I contend the minor premise, "The risk of creating a fertilized egg which fails to implant, and thus dies before birth, is high." Current science says that the greatest risk to the extremely young human is within the first two weeks from fertilization through implantation. A commonly cited number is that 70% of naturally fertilized eggs don't get through this filter. Yet, this article on use of a 25% survival statistic in a court case hints that you've retransmitted a meme which is fairly standard among abortion advocates:

Natural human embryo mortality has often been linked to the ethical status of human embryos. For example, in their brief article, Roberts & Lowe state that “If Nature resorts to abortion … by discarding as many as 3 in every 4 conceptions, it will be difficult for anti-abortionists to oppose abortion on moral and ethical grounds.” Ronald Green, Professor Emeritus of Religion at Dartmouth College, points out, incorrectly, that “between two-thirds and three-quarters of all fertilized eggs do not go on to implant in the womb” and asks: “In view of this high rate of embryonic loss, do we truly want to bestow much moral significance on an entity with which nature is so wasteful?” A report of the Ethics Committee of the Royal College of Obstetricians and Gynaecologists in 1983 states: “Knowing as we do that in the natural process large numbers of fertilised ova are lost before implantation, it is morally unconvincing to claim absolute inviolability for an organism with which nature itself is so prodigal”. This link has been considered by many others. Thus, McLean’s assertion, in evidence, that early embryo loss is not only of biological interest but also of political and legislative significance, was clearly correct. How specific estimates of embryo mortality inform an ethical calculus is, perhaps, not so clear. Nevertheless, for those who consider it germane, McLean’s exhortation that “It is therefore important to obtain as accurate an estimate as is possible for the occurrence of early human embryo loss”, must surely be correct too.

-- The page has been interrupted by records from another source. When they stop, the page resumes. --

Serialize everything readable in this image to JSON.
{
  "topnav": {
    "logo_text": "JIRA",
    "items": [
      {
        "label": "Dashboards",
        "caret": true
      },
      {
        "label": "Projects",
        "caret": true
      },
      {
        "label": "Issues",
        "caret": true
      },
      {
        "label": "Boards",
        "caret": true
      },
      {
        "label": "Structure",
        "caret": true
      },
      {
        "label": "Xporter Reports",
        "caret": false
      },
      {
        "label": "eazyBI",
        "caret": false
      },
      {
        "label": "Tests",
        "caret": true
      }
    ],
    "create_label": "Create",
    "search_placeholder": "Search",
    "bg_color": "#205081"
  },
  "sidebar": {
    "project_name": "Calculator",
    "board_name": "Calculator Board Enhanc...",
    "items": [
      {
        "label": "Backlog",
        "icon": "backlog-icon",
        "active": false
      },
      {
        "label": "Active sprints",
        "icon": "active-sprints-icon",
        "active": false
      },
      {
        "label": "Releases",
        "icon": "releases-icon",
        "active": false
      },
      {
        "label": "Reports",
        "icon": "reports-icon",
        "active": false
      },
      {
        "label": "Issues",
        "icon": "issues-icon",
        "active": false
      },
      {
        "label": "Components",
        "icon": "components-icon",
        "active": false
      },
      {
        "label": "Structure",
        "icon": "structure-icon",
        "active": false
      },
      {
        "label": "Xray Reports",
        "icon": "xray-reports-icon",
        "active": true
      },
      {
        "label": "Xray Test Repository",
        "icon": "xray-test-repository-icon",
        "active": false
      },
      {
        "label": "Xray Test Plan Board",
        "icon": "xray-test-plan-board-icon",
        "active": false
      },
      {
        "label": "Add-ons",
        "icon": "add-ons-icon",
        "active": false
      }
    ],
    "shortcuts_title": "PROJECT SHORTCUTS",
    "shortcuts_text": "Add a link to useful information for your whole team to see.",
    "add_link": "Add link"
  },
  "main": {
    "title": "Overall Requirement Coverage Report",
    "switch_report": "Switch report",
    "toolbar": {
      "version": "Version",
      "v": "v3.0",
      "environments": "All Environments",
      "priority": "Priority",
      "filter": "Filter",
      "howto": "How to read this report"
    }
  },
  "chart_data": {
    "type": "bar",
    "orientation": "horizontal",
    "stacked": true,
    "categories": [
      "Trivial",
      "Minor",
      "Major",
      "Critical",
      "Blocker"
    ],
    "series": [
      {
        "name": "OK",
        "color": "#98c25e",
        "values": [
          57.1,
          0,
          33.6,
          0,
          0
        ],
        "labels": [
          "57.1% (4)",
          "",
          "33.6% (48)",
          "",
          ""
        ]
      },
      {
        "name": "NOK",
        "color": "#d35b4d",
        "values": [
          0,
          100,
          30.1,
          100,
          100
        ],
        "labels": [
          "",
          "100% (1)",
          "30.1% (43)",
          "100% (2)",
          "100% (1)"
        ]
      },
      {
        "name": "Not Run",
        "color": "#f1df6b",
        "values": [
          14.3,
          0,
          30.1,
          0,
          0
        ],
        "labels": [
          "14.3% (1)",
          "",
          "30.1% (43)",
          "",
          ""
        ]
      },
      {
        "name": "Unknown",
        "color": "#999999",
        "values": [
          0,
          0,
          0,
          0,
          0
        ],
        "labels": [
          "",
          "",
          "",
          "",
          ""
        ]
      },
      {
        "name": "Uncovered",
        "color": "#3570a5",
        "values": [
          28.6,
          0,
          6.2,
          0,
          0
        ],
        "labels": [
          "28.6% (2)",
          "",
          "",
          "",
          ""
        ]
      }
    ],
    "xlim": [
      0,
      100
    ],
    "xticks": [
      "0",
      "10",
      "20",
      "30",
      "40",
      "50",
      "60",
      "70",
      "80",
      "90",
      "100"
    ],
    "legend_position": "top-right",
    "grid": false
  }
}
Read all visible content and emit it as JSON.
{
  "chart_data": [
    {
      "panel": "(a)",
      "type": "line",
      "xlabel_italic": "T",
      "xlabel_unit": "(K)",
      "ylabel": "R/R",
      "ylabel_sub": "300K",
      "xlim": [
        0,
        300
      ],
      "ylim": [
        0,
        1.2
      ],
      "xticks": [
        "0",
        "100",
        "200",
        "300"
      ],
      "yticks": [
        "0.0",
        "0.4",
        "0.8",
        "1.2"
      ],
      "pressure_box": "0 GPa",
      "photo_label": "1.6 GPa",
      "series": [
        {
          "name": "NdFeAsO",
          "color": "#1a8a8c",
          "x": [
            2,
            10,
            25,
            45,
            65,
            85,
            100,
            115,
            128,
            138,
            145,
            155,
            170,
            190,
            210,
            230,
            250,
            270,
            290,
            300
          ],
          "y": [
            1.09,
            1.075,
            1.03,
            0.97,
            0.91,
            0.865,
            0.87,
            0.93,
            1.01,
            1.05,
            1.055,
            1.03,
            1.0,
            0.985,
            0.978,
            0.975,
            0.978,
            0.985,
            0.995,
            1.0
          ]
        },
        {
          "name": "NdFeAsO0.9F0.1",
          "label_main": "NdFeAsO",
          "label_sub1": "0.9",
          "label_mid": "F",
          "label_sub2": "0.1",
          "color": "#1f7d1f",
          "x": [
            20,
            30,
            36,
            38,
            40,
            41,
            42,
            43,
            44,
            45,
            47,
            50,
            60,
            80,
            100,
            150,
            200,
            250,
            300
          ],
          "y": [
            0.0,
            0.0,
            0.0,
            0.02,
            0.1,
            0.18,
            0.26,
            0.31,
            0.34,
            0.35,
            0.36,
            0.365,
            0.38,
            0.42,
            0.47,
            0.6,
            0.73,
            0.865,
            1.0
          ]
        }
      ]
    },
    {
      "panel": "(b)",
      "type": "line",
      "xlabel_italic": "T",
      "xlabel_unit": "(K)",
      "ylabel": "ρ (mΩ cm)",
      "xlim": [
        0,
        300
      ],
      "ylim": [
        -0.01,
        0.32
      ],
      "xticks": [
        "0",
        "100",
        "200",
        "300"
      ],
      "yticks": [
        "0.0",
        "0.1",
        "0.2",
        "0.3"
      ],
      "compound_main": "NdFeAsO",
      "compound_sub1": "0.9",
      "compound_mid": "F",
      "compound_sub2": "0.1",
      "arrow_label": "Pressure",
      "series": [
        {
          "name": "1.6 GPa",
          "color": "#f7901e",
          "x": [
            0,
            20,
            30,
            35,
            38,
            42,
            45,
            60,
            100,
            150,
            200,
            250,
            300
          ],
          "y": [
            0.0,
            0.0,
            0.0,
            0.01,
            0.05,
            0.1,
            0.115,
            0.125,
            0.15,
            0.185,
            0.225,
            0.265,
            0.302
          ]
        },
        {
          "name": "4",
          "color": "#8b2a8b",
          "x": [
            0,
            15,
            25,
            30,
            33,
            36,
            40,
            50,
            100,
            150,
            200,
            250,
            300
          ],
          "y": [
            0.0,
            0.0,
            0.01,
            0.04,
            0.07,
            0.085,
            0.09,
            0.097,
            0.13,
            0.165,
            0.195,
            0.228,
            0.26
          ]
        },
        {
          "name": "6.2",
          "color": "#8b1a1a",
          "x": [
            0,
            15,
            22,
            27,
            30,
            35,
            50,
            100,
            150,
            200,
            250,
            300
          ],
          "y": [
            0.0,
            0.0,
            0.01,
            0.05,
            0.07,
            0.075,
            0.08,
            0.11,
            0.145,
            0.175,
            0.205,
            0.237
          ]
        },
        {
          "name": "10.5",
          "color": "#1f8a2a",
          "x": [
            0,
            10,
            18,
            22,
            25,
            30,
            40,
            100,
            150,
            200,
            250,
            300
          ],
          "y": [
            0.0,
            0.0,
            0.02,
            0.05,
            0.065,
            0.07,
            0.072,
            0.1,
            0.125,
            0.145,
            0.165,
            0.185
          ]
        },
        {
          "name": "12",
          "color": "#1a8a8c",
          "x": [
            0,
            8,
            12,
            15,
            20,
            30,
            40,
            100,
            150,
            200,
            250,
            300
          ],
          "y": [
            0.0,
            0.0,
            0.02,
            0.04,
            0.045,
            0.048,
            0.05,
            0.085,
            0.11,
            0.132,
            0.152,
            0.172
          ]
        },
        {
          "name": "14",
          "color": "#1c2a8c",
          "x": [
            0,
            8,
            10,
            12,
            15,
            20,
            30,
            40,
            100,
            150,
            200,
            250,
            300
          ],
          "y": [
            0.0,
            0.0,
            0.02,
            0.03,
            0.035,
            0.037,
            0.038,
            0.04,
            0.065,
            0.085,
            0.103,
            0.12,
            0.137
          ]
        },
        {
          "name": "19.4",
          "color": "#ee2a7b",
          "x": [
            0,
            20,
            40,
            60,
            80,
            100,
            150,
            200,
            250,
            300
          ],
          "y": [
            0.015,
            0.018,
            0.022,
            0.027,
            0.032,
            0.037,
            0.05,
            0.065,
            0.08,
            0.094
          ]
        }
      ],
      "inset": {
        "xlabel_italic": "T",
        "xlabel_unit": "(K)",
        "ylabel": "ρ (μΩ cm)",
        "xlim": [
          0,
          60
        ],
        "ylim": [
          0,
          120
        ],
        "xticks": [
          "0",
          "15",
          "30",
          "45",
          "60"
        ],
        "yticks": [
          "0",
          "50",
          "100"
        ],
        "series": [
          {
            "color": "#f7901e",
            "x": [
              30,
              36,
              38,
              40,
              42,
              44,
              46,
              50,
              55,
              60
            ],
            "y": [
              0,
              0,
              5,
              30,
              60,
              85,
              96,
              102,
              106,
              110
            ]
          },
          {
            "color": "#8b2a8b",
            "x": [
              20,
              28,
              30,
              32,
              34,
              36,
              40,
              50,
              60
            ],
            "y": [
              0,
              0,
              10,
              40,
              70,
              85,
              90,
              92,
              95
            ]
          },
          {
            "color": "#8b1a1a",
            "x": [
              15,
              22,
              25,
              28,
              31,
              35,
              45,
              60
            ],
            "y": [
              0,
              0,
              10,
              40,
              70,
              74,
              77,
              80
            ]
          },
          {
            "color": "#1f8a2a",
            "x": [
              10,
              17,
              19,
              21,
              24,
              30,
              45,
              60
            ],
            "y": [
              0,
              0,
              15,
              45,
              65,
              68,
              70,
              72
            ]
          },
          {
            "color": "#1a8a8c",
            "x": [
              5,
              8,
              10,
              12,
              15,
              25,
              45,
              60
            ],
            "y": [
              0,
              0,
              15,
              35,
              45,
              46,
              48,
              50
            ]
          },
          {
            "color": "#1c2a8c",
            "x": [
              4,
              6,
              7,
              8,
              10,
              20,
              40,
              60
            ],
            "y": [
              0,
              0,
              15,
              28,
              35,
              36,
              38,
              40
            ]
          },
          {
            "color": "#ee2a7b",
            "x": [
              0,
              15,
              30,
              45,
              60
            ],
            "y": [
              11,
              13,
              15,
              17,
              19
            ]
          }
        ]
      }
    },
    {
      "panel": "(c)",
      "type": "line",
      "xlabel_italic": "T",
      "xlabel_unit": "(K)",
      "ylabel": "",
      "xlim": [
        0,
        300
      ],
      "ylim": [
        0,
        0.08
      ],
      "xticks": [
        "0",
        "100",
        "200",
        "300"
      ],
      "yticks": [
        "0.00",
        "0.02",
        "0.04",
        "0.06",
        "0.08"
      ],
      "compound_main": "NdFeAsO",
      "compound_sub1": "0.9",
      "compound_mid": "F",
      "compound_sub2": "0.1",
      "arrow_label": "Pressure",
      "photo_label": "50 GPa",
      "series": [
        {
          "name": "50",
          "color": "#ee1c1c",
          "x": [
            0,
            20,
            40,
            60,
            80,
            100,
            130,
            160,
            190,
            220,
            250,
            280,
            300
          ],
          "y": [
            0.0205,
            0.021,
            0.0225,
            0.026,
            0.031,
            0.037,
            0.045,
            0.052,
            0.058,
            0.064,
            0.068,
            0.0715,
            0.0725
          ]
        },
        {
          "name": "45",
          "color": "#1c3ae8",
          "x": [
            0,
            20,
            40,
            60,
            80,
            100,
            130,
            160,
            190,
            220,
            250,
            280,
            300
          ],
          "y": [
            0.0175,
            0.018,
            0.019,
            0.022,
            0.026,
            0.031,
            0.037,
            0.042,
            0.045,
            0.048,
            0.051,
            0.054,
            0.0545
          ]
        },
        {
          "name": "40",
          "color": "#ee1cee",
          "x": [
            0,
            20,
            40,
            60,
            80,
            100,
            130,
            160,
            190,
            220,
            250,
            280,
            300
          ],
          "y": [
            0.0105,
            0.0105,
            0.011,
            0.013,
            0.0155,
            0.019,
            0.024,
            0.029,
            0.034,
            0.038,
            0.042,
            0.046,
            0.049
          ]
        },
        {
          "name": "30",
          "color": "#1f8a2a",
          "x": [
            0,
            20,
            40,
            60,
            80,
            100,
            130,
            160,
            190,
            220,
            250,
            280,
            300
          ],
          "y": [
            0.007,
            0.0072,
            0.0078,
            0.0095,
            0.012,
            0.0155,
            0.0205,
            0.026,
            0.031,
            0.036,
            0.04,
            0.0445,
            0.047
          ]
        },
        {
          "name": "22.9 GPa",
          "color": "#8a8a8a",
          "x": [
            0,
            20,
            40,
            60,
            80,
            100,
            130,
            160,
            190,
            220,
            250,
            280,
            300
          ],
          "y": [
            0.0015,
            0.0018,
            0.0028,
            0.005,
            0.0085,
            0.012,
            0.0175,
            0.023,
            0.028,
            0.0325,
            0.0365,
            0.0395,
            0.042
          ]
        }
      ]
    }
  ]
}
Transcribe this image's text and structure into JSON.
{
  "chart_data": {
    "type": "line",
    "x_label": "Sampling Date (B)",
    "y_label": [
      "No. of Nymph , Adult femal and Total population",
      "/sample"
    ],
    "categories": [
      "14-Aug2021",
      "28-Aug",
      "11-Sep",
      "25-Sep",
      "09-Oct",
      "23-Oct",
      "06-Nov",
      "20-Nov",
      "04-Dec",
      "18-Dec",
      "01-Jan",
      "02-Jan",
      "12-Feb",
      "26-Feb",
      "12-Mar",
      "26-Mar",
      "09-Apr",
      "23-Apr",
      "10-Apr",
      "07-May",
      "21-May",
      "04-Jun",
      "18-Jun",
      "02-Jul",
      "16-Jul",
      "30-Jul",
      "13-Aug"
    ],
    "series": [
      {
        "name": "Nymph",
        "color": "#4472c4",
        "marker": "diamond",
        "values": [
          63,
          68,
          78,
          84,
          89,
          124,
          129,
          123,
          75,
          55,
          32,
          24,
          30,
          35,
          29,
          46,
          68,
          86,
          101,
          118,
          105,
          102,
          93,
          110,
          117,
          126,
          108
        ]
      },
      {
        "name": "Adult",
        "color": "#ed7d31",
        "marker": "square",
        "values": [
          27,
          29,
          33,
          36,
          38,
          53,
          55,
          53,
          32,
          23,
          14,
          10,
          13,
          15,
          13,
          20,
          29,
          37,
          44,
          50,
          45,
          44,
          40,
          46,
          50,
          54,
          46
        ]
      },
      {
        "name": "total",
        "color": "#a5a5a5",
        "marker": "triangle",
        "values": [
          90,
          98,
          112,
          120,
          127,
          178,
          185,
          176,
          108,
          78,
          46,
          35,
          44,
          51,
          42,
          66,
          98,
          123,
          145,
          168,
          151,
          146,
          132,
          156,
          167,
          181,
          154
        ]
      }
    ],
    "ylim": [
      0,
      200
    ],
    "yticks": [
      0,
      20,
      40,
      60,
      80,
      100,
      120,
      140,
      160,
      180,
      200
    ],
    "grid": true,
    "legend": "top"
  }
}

So, what is that accurate estimate? A second article, also originally published on F1000, puts the percentage at a coin flip with a caveat: 40-60% for normally healthy and fertile women. Opinions differ on whether F1000 is a legitimate peer-reviewed journal or merely a pay-to-publish platform, but these authors cite about 40 papers in going against popular wisdom, and reach this conclusion:

Based on this analysis, a plausible range for total embryo loss from fertilisation to birth is 40–60%. This is consistent with estimates from both older and more recent text books. Even with the wide range of mathematically possible outcomes, it is likely that estimates of 90%, 83%, 80–85%, 78%, 76% and 70% total human embryonic loss are excessive.

"Even so," one might ask, "isn't a death rate of one out of two children worth avoiding the one death?" That's morally equivalent to anti-natalism as a prevention for cancers and other causes of suffering and death. Since there's no other way to get new children, and since everyone dies anyway, preventative anti-natalism is equivalent to species extinction, whether for pre-birth or post-birth deaths.

The opposite question becomes, "isn't a life rate of one out of two children worth seeking life?" Even if the life rate were the dismal 20-30% cited by memes, the majority of humanists and Christians have long agreed that children, new people, are worth the attempt.

I would agree that a life rate of 50%, or even 20% or 10% would still be worth it, but I don't place any moral value on a fertilized egg. In addition, I agree that having fertilized eggs die incidentally is not really systematic murder, or even callous. Most Christians, I think, would agree that it's still moral to bring a child to term even if that child had only a chance of survival - if God wants to take those fertilized eggs or embryos back, let the blood be on his hands, not ours.

But the same arguments would apply for IVF. We have accepted that to get a baby, we have to accept a high failure rate for embryos - so now we're just haggling. To that end, embryo screening is a boon, not a burden. By screening out obviously unviable embryos, we are improving the chances of success, not lowering it.